So, no team suffered a bigger Sunday loss than the San Francisco 49ers, that after starting quarterback Trey Lance broke his ankle. He’s finished. Barely a game into the season, It is now (again) Jimmy Garoppolo at the controls. With how confident he looked when pressed into action, the club, which dismissed the Seattle Seahawks at home, figures to thrive.
Baltimore suffered one of the truly improbable fourth-quarter collapses in recent memory, but Lamar Jackson was incredible, primed to be an MVP candidate this season. Baltimore, despite a 42-38 meltdown home defeat to the Miami Dolphins, is going to be fine…provided no more four-touchdown four quarters by the opposition. Jackson’s fifth choice (+1200) to win the award as per NFL MVP odds.
There are other teams on the opposite end of the ”worry” spectrum.
The Bengals are the defending AFC champions. According to NFL odds, they’re at 3-1, or +300, just to win their (North) division as of now.
The Bengals looked at last season’s roster, deciding that all they needed to take the next step was to solidify the line in front of quarterback Joe Burrow. However, the players brought in are no better. Statistically worse, with 13 sacks in two weeks, That’s a pace of more than 100 sacks this season.

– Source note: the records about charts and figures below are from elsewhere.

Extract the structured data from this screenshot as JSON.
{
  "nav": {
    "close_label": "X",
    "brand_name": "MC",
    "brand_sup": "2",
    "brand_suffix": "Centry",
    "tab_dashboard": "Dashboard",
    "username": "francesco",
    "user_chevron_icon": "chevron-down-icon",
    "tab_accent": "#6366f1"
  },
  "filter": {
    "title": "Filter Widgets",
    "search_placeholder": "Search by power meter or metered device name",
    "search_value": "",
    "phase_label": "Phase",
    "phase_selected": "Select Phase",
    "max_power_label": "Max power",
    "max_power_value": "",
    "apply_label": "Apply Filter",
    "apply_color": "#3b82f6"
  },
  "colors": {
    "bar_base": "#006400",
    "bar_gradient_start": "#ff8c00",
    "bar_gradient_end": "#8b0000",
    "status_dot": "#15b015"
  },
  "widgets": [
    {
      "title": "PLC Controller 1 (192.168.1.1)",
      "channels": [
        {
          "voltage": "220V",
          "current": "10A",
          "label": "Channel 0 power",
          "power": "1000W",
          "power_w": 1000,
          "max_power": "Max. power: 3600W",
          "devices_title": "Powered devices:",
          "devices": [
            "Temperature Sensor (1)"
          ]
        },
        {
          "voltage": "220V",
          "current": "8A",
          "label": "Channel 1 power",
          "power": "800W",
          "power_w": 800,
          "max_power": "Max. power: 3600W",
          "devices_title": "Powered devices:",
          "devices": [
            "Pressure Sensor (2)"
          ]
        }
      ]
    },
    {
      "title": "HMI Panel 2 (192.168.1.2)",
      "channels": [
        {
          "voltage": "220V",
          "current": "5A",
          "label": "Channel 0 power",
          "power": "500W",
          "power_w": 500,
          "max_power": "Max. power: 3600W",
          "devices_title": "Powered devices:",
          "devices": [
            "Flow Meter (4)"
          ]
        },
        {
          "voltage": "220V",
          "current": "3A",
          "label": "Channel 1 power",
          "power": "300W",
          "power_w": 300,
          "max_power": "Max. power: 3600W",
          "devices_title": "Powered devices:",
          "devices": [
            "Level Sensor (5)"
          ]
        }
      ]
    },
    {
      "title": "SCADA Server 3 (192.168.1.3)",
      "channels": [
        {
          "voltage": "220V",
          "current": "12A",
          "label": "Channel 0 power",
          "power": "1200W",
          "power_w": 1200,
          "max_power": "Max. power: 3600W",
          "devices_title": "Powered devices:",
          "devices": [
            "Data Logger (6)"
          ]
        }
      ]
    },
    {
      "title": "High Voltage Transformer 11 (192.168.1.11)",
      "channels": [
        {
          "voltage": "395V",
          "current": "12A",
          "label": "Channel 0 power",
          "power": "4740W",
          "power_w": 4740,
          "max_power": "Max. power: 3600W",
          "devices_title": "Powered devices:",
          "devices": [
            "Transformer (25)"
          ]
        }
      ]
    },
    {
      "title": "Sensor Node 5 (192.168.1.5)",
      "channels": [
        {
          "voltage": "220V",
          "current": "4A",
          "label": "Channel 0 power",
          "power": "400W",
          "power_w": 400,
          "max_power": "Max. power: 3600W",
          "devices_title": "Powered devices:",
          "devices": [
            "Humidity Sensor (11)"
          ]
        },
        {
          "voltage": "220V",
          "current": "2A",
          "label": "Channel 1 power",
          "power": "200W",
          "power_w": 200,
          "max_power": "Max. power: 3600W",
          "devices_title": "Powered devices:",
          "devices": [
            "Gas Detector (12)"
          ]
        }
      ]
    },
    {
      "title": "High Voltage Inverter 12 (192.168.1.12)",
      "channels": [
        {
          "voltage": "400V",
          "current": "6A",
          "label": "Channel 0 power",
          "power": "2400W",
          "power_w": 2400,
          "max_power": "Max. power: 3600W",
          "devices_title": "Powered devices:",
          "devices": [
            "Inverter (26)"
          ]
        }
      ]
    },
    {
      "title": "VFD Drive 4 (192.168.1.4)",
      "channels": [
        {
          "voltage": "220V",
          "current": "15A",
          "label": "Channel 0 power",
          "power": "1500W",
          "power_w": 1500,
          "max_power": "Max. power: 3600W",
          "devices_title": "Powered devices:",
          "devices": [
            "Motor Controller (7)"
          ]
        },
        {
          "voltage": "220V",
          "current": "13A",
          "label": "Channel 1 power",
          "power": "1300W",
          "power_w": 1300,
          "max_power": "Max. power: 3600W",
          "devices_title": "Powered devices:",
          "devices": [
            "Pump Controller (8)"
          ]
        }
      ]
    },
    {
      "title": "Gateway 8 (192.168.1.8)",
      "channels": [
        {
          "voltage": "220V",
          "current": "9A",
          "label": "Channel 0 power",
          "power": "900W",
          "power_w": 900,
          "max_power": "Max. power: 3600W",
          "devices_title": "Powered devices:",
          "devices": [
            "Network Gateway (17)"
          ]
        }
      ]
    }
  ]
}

The Pittsburgh Steelers and Dallas Cowboys are very good at rushing the passer, but even if the pace decreases to four sacks per game, Burrow may become just the third quarterback in history to be sacked more than 70 times in a season.
Having lost to Mitchell Trubisky and Cooper Rush to start 0-2 is not good. Allowing your future to get pummeled every week is nor forgivable.
The Broncos were able to hold on and defeat the moribund Houston Texans in Russell Wilson’s debut at home, but the cracks we saw in their opening week loss at Seattle looked even larger.
To struggle with false starts and delays of games you’re playing amidst the roar of Lumen Field was expected. That shouldn’t be an issue in Denver. Communication is supposed to be quite easy. Monitoring the play clocks should be easy as well. Instead, the Mile High Stadium crowd was counting down the clock prior to each play. That’s embarrassing, seriously.
The early returns on Nathaniel Hackett are not good. He is calling plays, and it’s become clear that running this offense is interfering with his other gameday duties as coach. Once again, he made puzzling decisions involving time outs, time management and field goals. Third and short led to a nothing play, which then led to what was originally a field-goal attempt, ultimately a punt.
The Broncos’ red zone offense is awful, too. There were six goal-to-go situations in two weeks, having failed to score a touchdown on any. Wilson was 14-for-31 for 219 yards against the terrible Texans, and if Denver does not get things corrected, the AFC West is gonna eat it alive.
The Colts have their demons playing in Jacksonville. Sunday was the second consecutive season needing a win on the road versus the Jaguars, and didn’t even pretend to get the memo.
Biggest concern is the thing that was supposed to be their biggest asset on offense, and that’s the offensive line play. Quarterback Matt Ryan was pressured 37 percent of his dropback situations, the second most of any quarterback during the second week. Jonathan Taylor was fine, though limited in use (nine carries, 54 yards on nine carries) while Indy was in a hole early.
Ryan has a good feel for the pocket, but doesn’t have the ability to adjust to a collapsing pocket. That’s sinking the Colts thus far.
Honorable Mention Worry – Raiders, Saints, Commanders
The Las Vegas Raiders are 0-2, playing two-quarters of decent football in each of the two games. Quarterback Derek Carr does not survive beyond this season if things don’t change.
The New Orleans Saints were going to push the Bucs for the NFC South, but Jameis Winston is both hurting and looking every bit the 30-interception quarterback he was in 2019.
The Washington Commanders were supposed to be a good running team with a tough defense. At just 3½ yards per carry, they’re 28th in rushing, while a 6.6 yards allowed per play is 30th.